Friday, October 27, 2017

The Noises in the Hall*
I went to Texas to celebrate with my mother on her 90th birthday.

     Ninety years, now that is quite the milestone and she is quite the woman.  MaryBeth was raised in Texas.  Hard poverty was padded by the love of a very large family.  There were seven kids in all (and I grew up with 16 cousins!!!).  My mom met my dad, an Indiana boy who interrupted college at Purdue to join the Army Air Force during the war, when she was 17.  They married and after the war she went north with him, far from family, as he finished his time at Purdue.  His first, and only job after college, Kellogg's of Battle Creek, took her further north.  My sister and I were born there in Michigan. After our father died in 1983, mom moved back to Texas.  She met Dick and together they have laughed and loved into their 90s.

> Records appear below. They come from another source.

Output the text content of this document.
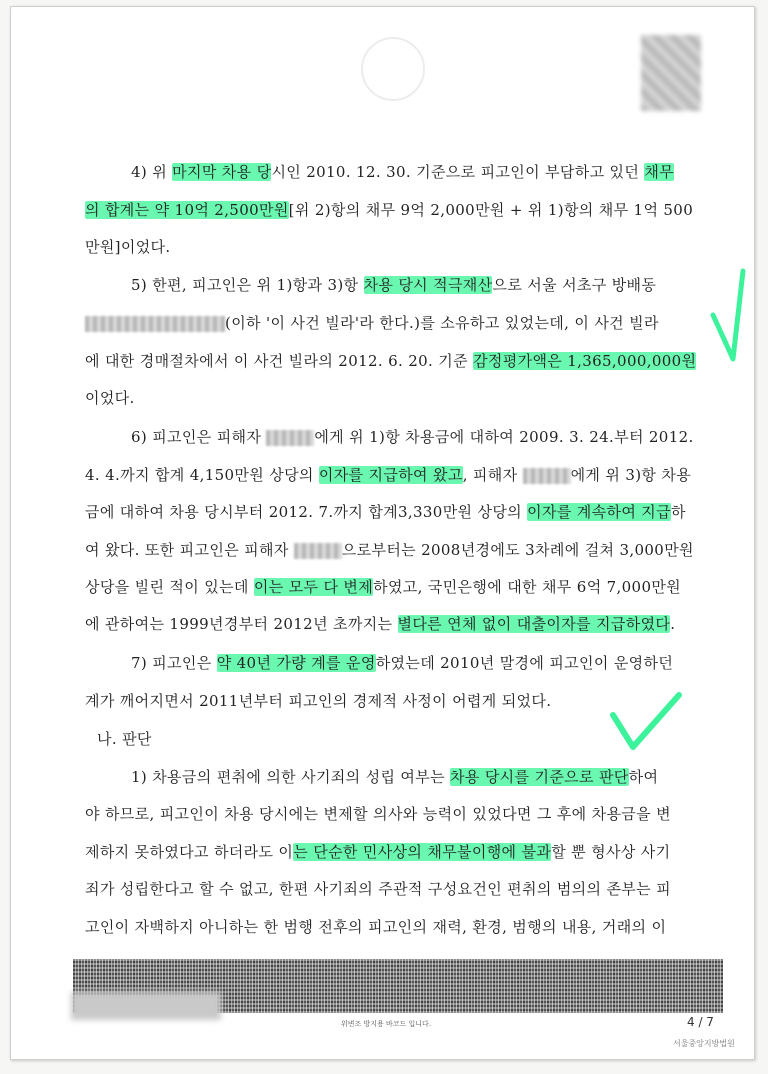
4) 위 마지막 차용 당시인 2010. 12. 30. 기준으로 피고인이 부담하고 있던 채무
의 합계는 약 10억 2,500만원[위 2)항의 채무 9억 2,000만원 + 위 1)항의 채무 1억 500
만원]이었다.
5) 한편, 피고인은 위 1)항과 3)항 차용 당시 적극재산으로 서울 서초구 방배동
(이하 '이 사건 빌라'라 한다.)를 소유하고 있었는데, 이 사건 빌라
에 대한 경매절차에서 이 사건 빌라의 2012. 6. 20. 기준 감정평가액은 1,365,000,000원
이었다.
6) 피고인은 피해자	에게 위 1)항 차용금에 대하여 2009. 3. 24.부터 2012.
4. 4.까지 합계 4,150만원 상당의 이자를 지급하여 왔고, 피해자	에게 위 3)항 차용
금에 대하여 차용 당시부터 2012. 7.까지 합계3,330만원 상당의 이자를 계속하여 지급하
여 왔다. 또한 피고인은 피해자	으로부터는 2008년경에도 3차례에 걸쳐 3,000만원
상당을 빌린 적이 있는데 이는 모두 다 변제하였고, 국민은행에 대한 채무 6억 7,000만원
에 관하여는 1999년경부터 2012년 초까지는 별다른 연체 없이 대출이자를 지급하였다.
7) 피고인은 약 40년 가량 계를 운영하였는데 2010년 말경에 피고인이 운영하던
계가 깨어지면서 2011년부터 피고인의 경제적 사정이 어렵게 되었다.
나. 판단
1) 차용금의 편취에 의한 사기죄의 성립 여부는 차용 당시를 기준으로 판단하여
야 하므로, 피고인이 차용 당시에는 변제할 의사와 능력이 있었다면 그 후에 차용금을 변
제하지 못하였다고 하더라도 이는 단순한 민사상의 채무불이행에 불과할 뿐 형사상 사기
죄가 성립한다고 할 수 없고, 한편 사기죄의 주관적 구성요건인 편취의 범의의 존부는 피
고인이 자백하지 아니하는 한 범행 전후의 피고인의 재력, 환경, 범행의 내용, 거래의 이
위변조 방지용 바코드 입니다.	4 / 7
서울중앙지방법원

     MaryBeth has dementia.  Everything is truly new to her.  As I visited she asked again and again about my wife and our daughters---sometimes again and again in the space of 5 minutes.  She sometimes knows she forgets, sometimes she doesn't know.  She is happy most all of the time.  I've asked her what she has been doing and she replies, "I don't know, but I'm sure it was fun."  Not bad for a nonagenarian eh?  Not bad for the rest of us if we could manage that good grace.

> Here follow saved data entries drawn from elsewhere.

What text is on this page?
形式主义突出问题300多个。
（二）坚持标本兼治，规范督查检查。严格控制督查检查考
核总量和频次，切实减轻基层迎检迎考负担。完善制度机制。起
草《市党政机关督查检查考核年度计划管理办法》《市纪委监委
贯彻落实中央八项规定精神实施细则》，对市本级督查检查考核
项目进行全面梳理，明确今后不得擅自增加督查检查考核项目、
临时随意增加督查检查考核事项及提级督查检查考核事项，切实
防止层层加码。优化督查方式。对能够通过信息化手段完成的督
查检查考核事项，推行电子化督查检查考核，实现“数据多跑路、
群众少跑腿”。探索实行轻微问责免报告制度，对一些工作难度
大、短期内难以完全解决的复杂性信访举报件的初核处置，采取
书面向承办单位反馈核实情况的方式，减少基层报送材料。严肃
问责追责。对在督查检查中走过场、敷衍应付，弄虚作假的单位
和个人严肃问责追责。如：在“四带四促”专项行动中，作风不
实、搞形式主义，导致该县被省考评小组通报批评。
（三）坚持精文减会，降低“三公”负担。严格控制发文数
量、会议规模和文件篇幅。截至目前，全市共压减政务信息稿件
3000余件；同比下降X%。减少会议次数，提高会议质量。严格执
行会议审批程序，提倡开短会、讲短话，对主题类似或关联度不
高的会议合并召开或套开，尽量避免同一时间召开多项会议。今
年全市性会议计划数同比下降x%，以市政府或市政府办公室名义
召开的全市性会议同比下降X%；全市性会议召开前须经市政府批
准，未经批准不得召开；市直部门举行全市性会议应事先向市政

     When I visit, I sleep on the pull out couch in the study.  It is at the end of the hallway that leads from the bedrooms out to the living and dining room.  Every morning, at around 6:30 or 7:00, I heard noises in the hall, muffled voices, and the sound of my mom's walker.  My sister tells me that frequently, MaryBeth comes out of her room, goes to my sister's door and wants to make sure she is "up for school".  While I was there she was heading to the kitchen to make sure my lunch was ready in time for the bus.  Every morning, there were noises in the hall---it was our mother.  In the newness of each day, still she comes to take care of us and make sure we are ready for the day.  Buen Camino.

*We took Mom out to dinner--husband Dick, Tammie and I, cousins Jerry and Jim with spouses Jane and Brian, granddaughter Megan, her husband Pat, great grand kids Alex and Jordan and Jordan's partner, Sabrina.  Glasses were lifted, stories were told, and the doorway to 90 was opened with style.